Lo dicho podría interpretarse convenientemente a gusto del Estado judío, ya sea abriendo fuego contra los palestinos que intentan cruzar las fronteras, o lanzando otro ataque contra las misiones humanitarias internacionales que se dirigen a Gaza, en lo cual EEUU apoyaría con firmeza a Israel contra cualquier crítica internacional significativa ante organismos mundiales, como Naciones Unidas.
No es ninguna sorpresa que el discurso más reciente sobre política hacia el proceso de paz del Oriente Medio haya sido recibido con tibieza por las autoridades palestinas y el mundo árabe en general. Las perspectivas de que ellos consigan condenas internacionales en la ONU al tratamiento bárbaro que inflige Israel a los palestinos serán cada vez menos probables.
No obstante, al indicar explícitamente que EEUU apoya el regreso a las fronteras previas a 1967 para los estados israelí y palestino, el discurso de Obama tiene algo nuevo que ofrecer al mundo árabe. Una solución de dos estados, basada en las fronteras que existían antes de la Guerra de los Seis Días de 1967 marca una diferencia sorprendente respecto a la postura anterior de EEUU.

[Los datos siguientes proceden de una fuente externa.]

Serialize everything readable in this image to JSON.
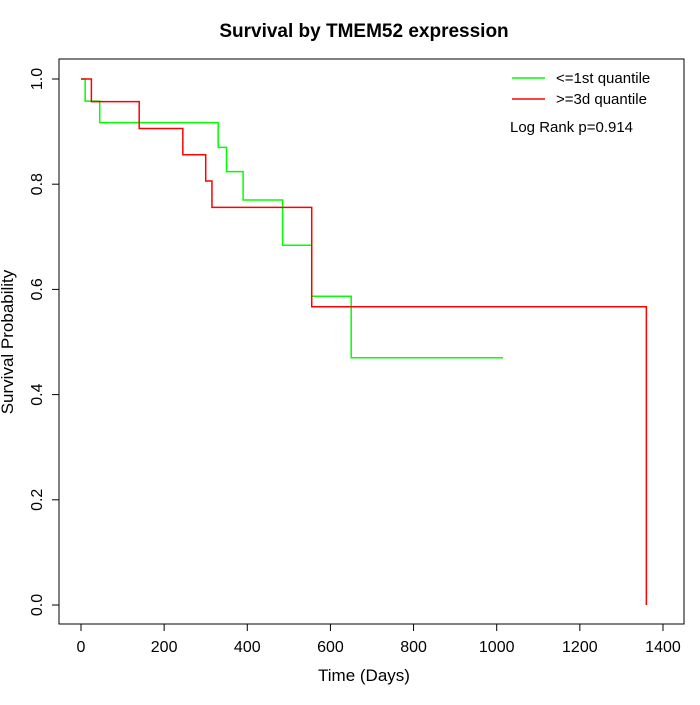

Por su parte, el primer ministro israelí, Benjamin Netanyahu, en su visita a la Casa Blanca el viernes, rechazó de plano la visión de Obama para los límites de un Estado palestino en Cisjordania y la Franja de Gaza, actualmente ocupadas. Los analistas dicen que ésta podría ser el comienzo de una profunda brecha entre Israel y EEUU.
En su discurso al Congreso de EEUU el martes, Netanyahu cedió un tanto en su intransigente postura anterior, diciendo que estaba presto a desmantelar algunos asentamientos judíos construidos en Cisjordania a cambio de paz, pero sin concesiones concretas.
Entretanto, la división entre palestinos e israelíes sigue siendo tan amplia como antes. Los palestinos todavía están recuperándose de la matanza que causaron tropas israelíes el 15 de mayo, cuando el conflicto estalló en varias localidades de la región, cuando palestinos y árabes israelíes conmemoraban el Día de la Nakba.
Como mediador principal para el proceso de la paz de el Oriente Medio, EEUU debe tomar una postura imparcial, asumiendo los intereses y preocupaciones de ambos lados. Ni las partes involucradas ni la comunidad internacional aceptarán retórica de alto vuelo en este sentido. Si Washington continúa con su favoritismo hacia Israel, habrá poca esperanza de que los dos adversarios regresen a la mesa de negociaciones a corto plazo.